La decisione dei giudici è stata il gesto di una democrazia ferita ma viva.
Non un atto di rivalsa, ma di cura delle proprie istituzioni.
È questo che colpisce: in Brasile, l’ordinamento ha reagito non con la forza degli oppressori, ma con la fermezza delle regole.
La destra reagisce, ma il Paese sembra diverso
La famiglia, i governatori più vicini, gli ex ministri: tutti gridano all’ingiustizia. Eppure non si vedono folle oceaniche in strada, né l’onda emotiva che caratterizzò altri momenti del bolsonarismo.
Il Paese — pur diviso, pur contraddittorio — ha fatto esperienza dell’8 gennaio, ha visto cosa genera la politica del sospetto, ha compreso quanto sia fragile una Repubblica quando qualcuno decide che la legge vale solo per gli altri.
Il Brasile è più consapevole.
Il significato dell’arresto, tuttavia, supera i confini del Brasile.
Parla alla politica globale, e soprattutto a quella parte del mondo che negli ultimi anni ha costruito la propria identità sul dubbio sistematico verso le istituzioni, sul primato dell’uomo forte, sulla tentazione di credere che la democrazia sia un ostacolo, non una risorsa.

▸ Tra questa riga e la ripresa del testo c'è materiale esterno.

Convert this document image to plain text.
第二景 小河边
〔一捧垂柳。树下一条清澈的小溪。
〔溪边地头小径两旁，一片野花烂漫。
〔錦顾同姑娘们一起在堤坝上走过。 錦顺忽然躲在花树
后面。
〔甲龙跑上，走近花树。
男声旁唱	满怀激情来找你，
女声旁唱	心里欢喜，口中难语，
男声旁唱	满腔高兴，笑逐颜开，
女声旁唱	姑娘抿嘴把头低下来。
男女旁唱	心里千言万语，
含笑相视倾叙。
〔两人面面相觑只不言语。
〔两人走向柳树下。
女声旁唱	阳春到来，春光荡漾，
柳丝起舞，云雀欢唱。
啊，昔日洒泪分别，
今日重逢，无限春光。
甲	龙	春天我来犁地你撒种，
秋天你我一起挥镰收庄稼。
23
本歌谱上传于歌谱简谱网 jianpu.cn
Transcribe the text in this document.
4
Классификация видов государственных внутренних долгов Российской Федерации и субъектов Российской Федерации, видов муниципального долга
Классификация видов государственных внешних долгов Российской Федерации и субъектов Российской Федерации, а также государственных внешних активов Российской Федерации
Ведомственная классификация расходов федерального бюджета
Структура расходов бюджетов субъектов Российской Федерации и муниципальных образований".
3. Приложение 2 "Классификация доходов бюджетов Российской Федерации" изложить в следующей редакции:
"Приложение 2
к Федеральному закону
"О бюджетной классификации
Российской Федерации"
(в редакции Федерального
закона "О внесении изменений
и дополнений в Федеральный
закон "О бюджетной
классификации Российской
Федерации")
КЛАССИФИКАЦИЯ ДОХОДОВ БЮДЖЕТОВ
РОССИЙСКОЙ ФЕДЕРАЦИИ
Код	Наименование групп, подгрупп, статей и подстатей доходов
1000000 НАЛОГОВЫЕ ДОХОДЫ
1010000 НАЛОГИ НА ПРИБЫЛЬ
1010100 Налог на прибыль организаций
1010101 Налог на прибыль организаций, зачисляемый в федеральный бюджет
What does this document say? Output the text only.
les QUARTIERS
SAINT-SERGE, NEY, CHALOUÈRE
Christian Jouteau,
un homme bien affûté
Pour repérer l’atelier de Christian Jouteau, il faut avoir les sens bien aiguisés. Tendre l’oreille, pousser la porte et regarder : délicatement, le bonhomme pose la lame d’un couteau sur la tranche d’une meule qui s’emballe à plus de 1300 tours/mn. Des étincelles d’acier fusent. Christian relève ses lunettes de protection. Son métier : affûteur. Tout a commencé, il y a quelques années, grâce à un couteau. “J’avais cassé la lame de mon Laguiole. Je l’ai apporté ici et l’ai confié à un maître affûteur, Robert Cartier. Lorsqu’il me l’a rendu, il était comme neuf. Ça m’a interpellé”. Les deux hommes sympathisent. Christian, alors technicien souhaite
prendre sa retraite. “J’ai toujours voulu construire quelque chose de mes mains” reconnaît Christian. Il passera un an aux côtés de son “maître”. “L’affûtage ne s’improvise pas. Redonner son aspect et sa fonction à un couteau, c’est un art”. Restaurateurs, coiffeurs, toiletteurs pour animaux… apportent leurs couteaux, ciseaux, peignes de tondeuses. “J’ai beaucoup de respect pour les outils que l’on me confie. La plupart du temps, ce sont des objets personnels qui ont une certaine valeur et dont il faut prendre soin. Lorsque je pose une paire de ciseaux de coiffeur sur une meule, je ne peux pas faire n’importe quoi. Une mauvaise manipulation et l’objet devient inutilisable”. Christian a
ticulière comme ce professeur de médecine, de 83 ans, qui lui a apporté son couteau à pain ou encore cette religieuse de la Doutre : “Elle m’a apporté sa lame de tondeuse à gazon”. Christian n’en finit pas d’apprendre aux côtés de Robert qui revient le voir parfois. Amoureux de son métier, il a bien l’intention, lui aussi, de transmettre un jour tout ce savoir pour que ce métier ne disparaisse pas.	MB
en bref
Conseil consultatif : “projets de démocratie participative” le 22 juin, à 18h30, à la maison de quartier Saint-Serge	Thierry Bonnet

il messaggio è chiaro: l’era dei leader che credono di essere più grandi delle istituzioni sta finendo.
La democrazia, oggi, non chiede uniformità politica: chiede fedeltà alla verità, al limite, alla legge.
La linea sottile tra politica e pericolo
Il Brasile di Lula non è perfetto, la giustizia brasiliana non è infallibile, la società non è pacificata.
Ma la decisione del Supremo dimostra che una democrazia riesce a sopravvivere quando smette di avere paura di chiamare le cose con il loro nome. Golpe è golpe. Violazione delle regole è violazione delle regole.
Incitare alla sovversione non è un’opinione: è un reato.
Per anni Bolsonaro ha giocato sul limite. Il limite, alla fine, ha risposto.
Un giorno che sarà ricordato
22 novembre 2025: una data che entrerà nei manuali non come una vendetta, ma come un momento di maturità.
Il giorno in cui un Paese ha smesso di chiedersi “che diranno i sostenitori?” ed è tornato a chiedersi “che cosa chiede la Costituzione?”.
È una domanda semplice, ma rivoluzionaria.
Una domanda che l’Occidente intero dovrà porsi nei prossimi mesi, mentre si avvicinano elezioni cruciali, discorsi incendiati, pulsioni populiste che promettono soluzioni facili e obbedienza immediata.
Il Brasile, con tutta la sua fragilità e la sua grandezza, ci ha offerto una risposta: la democrazia non è mai garantita, ma può essere difesa.
E, per farlo, serve una sola cosa: il coraggio di dire “basta” quando basta è arrivato davvero.